Malam itu, Bandung menjadi lautan api—sebuah peristiwa yang akan selamanya dikenang dalam sejarah perjuangan kemerdekaan Indonesia.
Awal Ketegangan
Setelah Proklamasi 17 Agustus 1945, Bandung sempat berada di bawah kendali para pejuang Republik. Namun, situasi berubah ketika pasukan Sekutu yang diboncengi NICA (Belanda) datang dan menuntut pengosongan Bandung bagian utara. Dalihnya, mereka ingin menjaga keamanan pasca-Perang Dunia II.
Pemerintah Republik menolak menyerahkan senjata, tetapi tekanan terus meningkat.
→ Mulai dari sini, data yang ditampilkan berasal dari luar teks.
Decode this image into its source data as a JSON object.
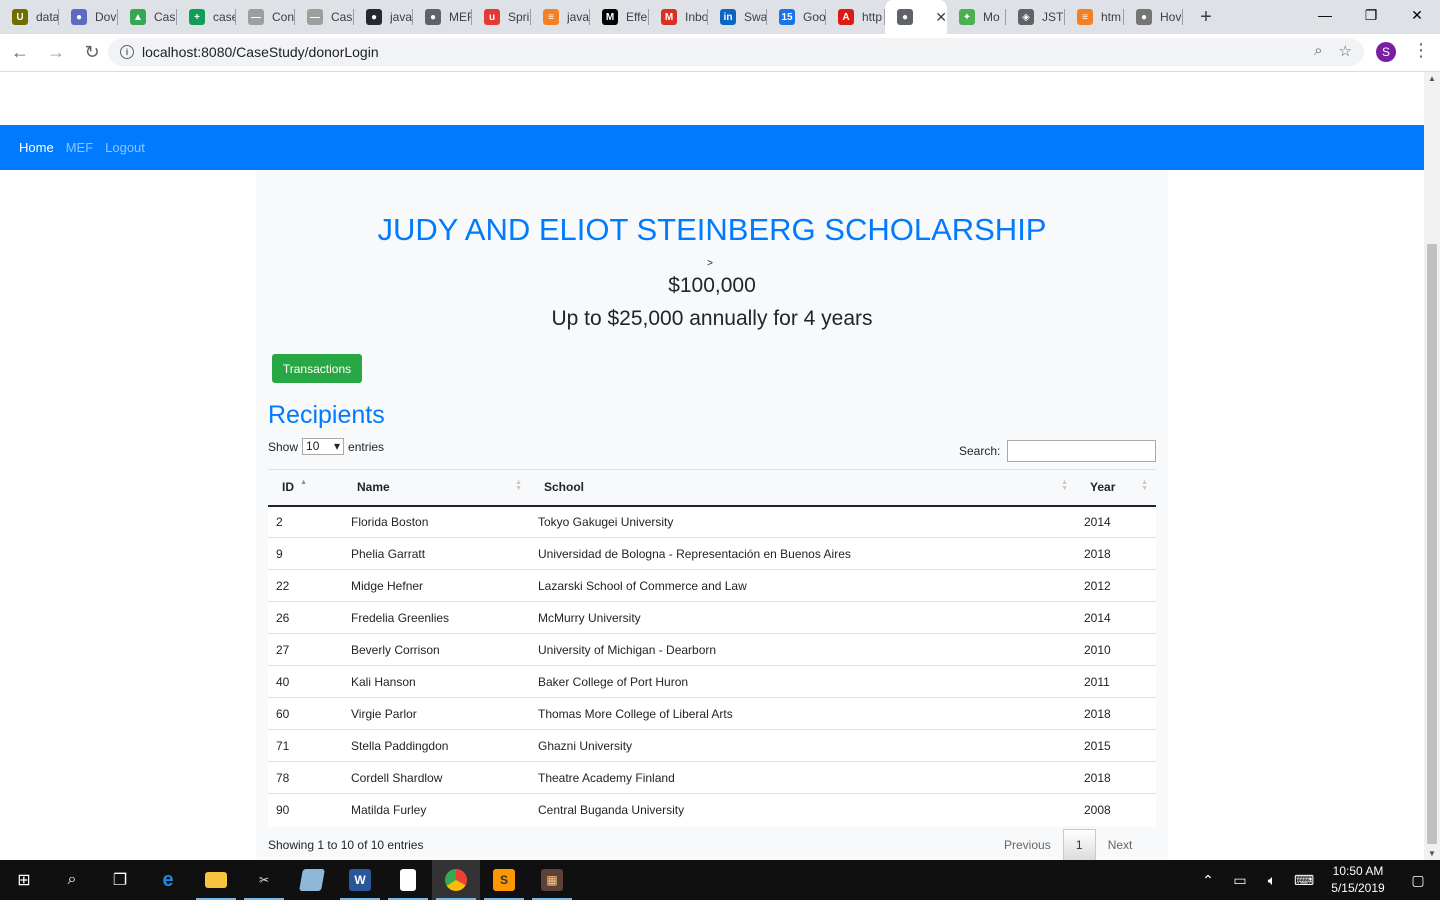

Pada 21 Maret 1946, ultimatum baru datang—seluruh kota harus dikosongkan oleh penduduk dan pejuang dalam waktu 24 jam.
Keputusan yang Mengguncang
Bagi para pejuang, meninggalkan Bandung berarti membiarkan kota strategis itu jatuh ke tangan musuh. Namun, mempertahankannya dengan kekuatan terbatas hanya akan membawa korban jiwa lebih banyak.
Maka, diputuskanlah langkah nekat: membumihanguskan Bandung. Semua fasilitas penting, gudang persenjataan, dan rumah warga dibakar agar tidak bisa dimanfaatkan oleh pihak musuh.
Malam Api yang Membara
Malam 23 Maret 1946 menjadi saksi pengorbanan besar itu. Api menjalar dari rumah ke rumah, gudang ke gudang, bahkan kantor pemerintahan. Ribuan warga mengungsi ke selatan Bandung sambil membawa barang seadanya.
Salah satu tokoh kunci peristiwa ini adalah Mohammad Toha, pejuang yang menyusup ke gudang amunisi di Dayeuhkolot dan meledakkannya.
Ledakan itu menggetarkan tanah Bandung, menandai puncak perlawanan rakyat yang lebih memilih membakar kotanya daripada melihatnya jatuh ke tangan penjajah.
Makna dan Warisan Sejarah
Bandung Lautan Api bukan sekadar cerita tentang kota yang terbakar, tapi tentang pengorbanan total demi mempertahankan kemerdekaan. Ribuan keluarga kehilangan rumah, tetapi mereka juga menunjukkan bahwa kemerdekaan lebih berharga daripada kenyamanan.
Kini, di Bandung berdiri Monumen Bandung Lautan Api di Tegallega sebagai pengingat peristiwa heroik ini. Setiap tahun, warga Bandung mengenangnya sebagai simbol keberanian, persatuan, dan semangat pantang menyerah.
Peristiwa ini mengajarkan satu hal: kemerdekaan tidak datang begitu saja. Ia lahir dari darah, air mata, dan kadang, dari keberanian membakar rumah sendiri demi sebuah cita-cita besar (Wan).